Но если вдуматься, — а Матвей боялся вдуматься, — то ему не столь хотелось отвезти родителей, потому что старик Кавалев и сам был достаточно предприимчив и, небось, уже отправил багаж, сколь ему хотелось узнать участь Полины. Она исчезла тотчас же после окончания боя. Говорили, что она убежала из радиоузла вместе с Мотей. Мотя, — это еще повод для беспокойства, — так ненавидит Полину… могла причинить даже вред умышленно… Силигура на все вопросы Матвея отвечал как-то неопределенно, явно смущаясь, так что Матвей даже крикнул:

— Уголовщина или нет, ты отвечай прямо?

Силигура потупился. Он не знал, что тут и сказать. Наверное, у Полины Вольской достаточно оснований, дабы скрывать свое имя и работать возле станка? Надо и у ней спросить: желает ли она, чтобы Силигура рассказывал о ней? Поэтому Силигура сказал неопределенно:

— Мотя у вас на квартире, так я слышал. Вы бы, Матвей Потапыч, к ней обратились. — И, слегка улыбнувшись, он добавил: — История велит мне быть объективным.

— А смеешься чему?

— Тому и смеюсь, что не бывает объективной истории. Да и нельзя сказать, чтоб я смеялся, Матвей Потапыч. Время мало смешливое. Разве что ухмыльнешься.

— Значит, не уголовщина?

— Матвей Потапыч! Вы хотите знать мое мнение о любви?

— О какой любви?

— О той, которой, Матвей Потапыч, охвачены и Мотя, и Полина Андреевна… и в которой они все сознаться себе никак не могут. А может быть, и сознались, кто знает? Только если они сознались, они непременно разъехались. Куда, вы хотите спросить? Полина Андреевна к своему делу, а Мотя, предполагаю, на станцию, вместе с родителями. Она девушка умная, ей не победить Полины Андреевны, понимает!..

Матвею показалось, что Силигура ждет от него вопроса о Полине Андреевне. К какому делу она могла вернуться? Почему Моте не победить? Чем Полина сильнее? Матвей не спросил потому же, почему не был с ним откровенен Силигура: Матвею казалось, что Силигура не может многое сказать, а выспрашивать не было ни времени, ни сил, ни желания… Мысль об умершем Рамаданове, как стеной, закрывала от него все свое, личное, и стоило только подумать об этом новом сосновом гробе, где лежало тело старика с аккуратно причесанными волосами и поджатыми губами…

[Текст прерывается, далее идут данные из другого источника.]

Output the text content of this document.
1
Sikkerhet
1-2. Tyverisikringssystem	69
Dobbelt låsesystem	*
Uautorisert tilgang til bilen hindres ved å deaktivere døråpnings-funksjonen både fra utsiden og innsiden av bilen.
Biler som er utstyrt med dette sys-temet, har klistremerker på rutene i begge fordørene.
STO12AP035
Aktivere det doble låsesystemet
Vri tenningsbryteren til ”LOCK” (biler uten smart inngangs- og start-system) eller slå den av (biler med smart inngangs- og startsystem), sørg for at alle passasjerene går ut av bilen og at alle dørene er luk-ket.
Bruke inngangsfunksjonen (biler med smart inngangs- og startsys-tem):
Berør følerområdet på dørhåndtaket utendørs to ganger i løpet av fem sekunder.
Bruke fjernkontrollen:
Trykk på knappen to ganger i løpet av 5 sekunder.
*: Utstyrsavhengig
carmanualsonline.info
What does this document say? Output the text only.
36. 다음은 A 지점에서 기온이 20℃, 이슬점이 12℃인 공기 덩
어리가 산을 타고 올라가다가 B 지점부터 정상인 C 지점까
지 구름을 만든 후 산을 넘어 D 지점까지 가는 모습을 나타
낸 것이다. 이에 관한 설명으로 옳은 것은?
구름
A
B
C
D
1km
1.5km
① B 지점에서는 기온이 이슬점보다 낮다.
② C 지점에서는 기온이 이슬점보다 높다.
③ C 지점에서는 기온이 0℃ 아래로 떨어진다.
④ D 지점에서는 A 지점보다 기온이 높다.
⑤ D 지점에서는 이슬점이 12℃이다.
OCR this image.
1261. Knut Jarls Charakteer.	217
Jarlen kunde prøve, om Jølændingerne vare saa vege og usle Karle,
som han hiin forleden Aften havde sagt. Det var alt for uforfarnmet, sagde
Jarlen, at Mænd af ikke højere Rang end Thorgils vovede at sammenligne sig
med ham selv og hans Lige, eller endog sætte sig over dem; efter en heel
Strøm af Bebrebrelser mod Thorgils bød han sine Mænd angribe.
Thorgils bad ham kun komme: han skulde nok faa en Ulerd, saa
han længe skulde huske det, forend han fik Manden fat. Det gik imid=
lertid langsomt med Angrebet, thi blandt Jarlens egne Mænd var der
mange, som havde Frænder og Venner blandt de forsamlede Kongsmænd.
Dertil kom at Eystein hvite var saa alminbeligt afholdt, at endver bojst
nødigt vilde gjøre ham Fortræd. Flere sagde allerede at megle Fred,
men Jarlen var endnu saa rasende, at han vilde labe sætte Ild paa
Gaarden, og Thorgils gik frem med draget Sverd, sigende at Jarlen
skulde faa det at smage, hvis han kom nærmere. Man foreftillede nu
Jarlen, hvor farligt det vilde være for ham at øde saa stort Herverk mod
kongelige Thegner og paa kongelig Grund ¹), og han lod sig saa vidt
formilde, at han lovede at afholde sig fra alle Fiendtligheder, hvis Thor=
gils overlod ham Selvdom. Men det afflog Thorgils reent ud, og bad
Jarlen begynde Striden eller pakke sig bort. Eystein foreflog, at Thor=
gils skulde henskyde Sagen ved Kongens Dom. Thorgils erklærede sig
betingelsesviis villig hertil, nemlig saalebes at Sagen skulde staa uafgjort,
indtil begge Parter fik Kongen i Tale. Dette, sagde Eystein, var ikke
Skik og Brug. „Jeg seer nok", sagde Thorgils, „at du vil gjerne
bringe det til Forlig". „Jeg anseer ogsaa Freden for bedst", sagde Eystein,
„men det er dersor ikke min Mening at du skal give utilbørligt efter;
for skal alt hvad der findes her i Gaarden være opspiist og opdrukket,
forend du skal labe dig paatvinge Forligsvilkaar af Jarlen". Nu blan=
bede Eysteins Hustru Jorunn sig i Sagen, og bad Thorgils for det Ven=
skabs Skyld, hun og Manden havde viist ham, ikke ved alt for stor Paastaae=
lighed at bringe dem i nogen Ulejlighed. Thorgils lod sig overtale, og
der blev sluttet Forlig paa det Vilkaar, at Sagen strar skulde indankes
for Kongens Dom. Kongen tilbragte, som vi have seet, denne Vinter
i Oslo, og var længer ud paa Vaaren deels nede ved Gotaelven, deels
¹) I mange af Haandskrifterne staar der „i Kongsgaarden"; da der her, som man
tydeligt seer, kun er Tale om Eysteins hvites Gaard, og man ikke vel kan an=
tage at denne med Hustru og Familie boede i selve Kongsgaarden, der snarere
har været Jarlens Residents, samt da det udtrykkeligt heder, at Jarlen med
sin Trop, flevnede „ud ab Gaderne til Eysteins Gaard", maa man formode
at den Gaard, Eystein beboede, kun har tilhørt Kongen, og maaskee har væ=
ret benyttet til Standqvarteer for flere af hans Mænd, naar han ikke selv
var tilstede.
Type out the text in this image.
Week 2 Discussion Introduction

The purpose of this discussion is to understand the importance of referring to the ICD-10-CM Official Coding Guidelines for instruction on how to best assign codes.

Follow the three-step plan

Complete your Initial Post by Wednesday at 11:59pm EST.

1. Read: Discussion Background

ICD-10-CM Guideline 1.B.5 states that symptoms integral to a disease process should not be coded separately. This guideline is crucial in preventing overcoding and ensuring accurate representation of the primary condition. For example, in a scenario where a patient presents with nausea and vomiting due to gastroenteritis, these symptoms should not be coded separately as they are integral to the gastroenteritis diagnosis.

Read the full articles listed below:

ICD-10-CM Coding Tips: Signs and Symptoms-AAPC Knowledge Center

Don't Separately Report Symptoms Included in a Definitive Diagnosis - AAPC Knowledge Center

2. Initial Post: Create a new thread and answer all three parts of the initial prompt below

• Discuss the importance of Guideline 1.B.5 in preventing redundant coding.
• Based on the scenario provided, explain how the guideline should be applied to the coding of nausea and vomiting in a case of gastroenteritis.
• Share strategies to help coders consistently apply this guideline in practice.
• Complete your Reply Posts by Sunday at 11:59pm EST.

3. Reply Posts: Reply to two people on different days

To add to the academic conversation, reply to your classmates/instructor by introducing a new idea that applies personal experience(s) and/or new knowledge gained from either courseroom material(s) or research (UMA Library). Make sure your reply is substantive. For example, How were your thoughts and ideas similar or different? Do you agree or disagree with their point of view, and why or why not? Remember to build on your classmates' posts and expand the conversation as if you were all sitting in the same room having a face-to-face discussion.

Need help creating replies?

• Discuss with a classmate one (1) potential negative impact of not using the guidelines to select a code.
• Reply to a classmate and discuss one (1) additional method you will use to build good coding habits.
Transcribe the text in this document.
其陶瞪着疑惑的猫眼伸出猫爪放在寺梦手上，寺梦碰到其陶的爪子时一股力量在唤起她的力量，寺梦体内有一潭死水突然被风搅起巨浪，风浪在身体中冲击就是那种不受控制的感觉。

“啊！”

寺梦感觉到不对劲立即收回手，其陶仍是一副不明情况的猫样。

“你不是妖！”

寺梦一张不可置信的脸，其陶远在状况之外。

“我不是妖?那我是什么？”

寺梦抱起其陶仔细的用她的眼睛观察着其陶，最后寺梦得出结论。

Силигура понял его и тихо спросил:

— А вы некролог для радио не напишите, Матвей Потапыч?

— Напишу, — сказал Матвей, отходя.

…Так оно и оказалось. Багаж уже отправили подводой. В передней только остатки: ящик с тремя курами и корзина с петухом. Возле ящика валялись не совсем дозревшие кочаны капусты, лук, свекла. Пахло землей. Искрились в щелях паркета осколки выбитых стекол, и потому, наверное, все ходили по коридору осторожно, на цыпочках.

Из соседней комнаты слышался самодовольный голос Потапа. Как всегда, он говорил о Матвее. Мать смотрела виновато: «Нехорошо, дескать, пить в такое время».

— А чего не выпить, раз хочется? — сказал Матвей. — На дорогу-то, от простуды, взяли?

— Взяли, — ответила, всхлипывая, мать.

Матвею хотелось быть ласковым и добрым в этот день. Он нежно глядел на мать, на ее тощие и редкие волосы, совсем пожелтевшие на висках, на покрасневший нос, на руки с темными жилами… «Когда-то увидимся теперь?» — подумал он, и ему стало стыдно, что он иногда грубо обращался со стариками. Ему захотелось наверстать ушедшее. Он заглянул в комнату.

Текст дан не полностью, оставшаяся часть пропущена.